At a time when Belfast’s ship-building yards and linen mills dominated the industry, there were 13 breweries busy churning out beer across the city.

It was also the era in which Belfast was the biggest exporting port on the island and the second port of the British Isles.

But sadly, competition from Dublin’s mighty Guinness empire eventually sounded the death knell for the local beer makers.

Fast forward well over a century later and as the love of artisanal food products fires a spark in the local food economy here, the craft drinks industry has also experienced a rapid resurgence.

Craft breweries began to emerge in the 1980s and many more have joined the flourishing market in the last decade.

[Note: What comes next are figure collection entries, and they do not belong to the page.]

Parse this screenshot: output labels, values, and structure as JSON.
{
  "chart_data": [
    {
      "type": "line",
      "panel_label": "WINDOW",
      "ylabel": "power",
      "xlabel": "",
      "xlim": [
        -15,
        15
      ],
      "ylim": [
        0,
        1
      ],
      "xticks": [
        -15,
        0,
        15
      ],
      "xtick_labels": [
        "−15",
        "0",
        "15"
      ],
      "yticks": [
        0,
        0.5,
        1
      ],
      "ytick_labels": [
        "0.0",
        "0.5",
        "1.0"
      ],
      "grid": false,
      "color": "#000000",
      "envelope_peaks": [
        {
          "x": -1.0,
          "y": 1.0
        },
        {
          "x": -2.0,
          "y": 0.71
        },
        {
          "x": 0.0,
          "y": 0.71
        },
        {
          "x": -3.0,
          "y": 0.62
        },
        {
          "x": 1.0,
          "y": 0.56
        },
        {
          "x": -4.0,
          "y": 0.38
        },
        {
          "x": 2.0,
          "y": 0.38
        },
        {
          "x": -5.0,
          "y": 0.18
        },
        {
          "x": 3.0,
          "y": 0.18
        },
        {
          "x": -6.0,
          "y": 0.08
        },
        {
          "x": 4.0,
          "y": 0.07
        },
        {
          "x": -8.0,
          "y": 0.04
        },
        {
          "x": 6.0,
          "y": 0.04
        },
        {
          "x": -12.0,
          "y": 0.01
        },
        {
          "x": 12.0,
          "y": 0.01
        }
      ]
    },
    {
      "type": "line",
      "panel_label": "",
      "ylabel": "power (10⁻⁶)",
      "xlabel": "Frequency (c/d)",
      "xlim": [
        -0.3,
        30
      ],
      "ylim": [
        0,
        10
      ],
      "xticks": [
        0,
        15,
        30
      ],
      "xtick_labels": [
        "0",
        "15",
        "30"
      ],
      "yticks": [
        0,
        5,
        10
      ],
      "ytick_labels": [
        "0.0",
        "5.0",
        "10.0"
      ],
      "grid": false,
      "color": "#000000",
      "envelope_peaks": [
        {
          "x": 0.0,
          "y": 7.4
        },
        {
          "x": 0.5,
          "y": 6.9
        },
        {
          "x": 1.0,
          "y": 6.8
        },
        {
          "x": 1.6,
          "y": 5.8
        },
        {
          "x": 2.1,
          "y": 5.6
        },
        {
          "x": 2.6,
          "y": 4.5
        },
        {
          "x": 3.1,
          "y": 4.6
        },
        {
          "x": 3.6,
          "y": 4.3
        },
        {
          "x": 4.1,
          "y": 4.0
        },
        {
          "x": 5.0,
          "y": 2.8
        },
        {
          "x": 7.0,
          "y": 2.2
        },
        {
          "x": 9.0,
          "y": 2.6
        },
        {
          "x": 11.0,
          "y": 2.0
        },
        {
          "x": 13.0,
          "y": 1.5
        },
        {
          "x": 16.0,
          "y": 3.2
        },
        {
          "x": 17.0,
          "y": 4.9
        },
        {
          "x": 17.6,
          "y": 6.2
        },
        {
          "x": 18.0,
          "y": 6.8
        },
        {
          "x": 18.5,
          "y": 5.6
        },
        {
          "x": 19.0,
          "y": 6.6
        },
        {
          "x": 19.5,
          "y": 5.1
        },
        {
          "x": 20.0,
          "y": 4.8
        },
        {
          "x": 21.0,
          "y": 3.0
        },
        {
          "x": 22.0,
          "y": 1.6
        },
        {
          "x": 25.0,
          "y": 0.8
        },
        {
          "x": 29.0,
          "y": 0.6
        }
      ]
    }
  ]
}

One local man who decided to carve out his now niche in the growing market is Niall McMullan, who founded the Hercules Brewing Company, thought to be the first of those original 13 firms, operating from for just a decade, from 1845-55.
Niall wanted to rekindle the legacy of one of those early breweries whose machinery once thrummed to the rhythm of Belfast’s industrial heavyweights booming all around the city.

Having spent 25 years working for a drinks giant before deciding to revive the brewing company which took its name from its former site, Hercules Street in Belfast, which today we know as Royal Avenue.

Founding the Hercules Brewing Company in 2014, which produce the popular Yardsman brand of craft beers – it is understood to be the first craft brewery to return to Belfast for 160 years.

“I was very keen to get a Northern Ireland craft beer brand together and I’d been looking into the history of brewing in the 1800s when I discovered it was one of the five staple industries in the city,” explains Niall.

“Everyone knows of the shipbuilding and linen industries and less so of the strong rope industry but there were also healthy distilling and brewing industries.

“When I found out about the Hercules Street Brewery I decided to try to bring it back to life so that’s how it began really,” he says.

“Hercules Street is now Royal Avenue and I was able to get my hands on the lease for the Hercules Street Brewery from 1845 and it now adorns our bottles.

“We are now the only brewing company which filters our products through Irish linen like they did in the bygone era, which we thought only fitting for something which is completely free of chemicals,” he said.

The recent upsurge in the number of microbreweries in Northern Ireland has been credited with saving the country’s brewing industry.

It is estimated that from the first emerging in the early 1980s, there are approximately 30 today in 2017.

Studies have shown that stout is the favourite tipple among beer lovers in Northern Ireland, with lager in second place on the palate. A distant third is bitter.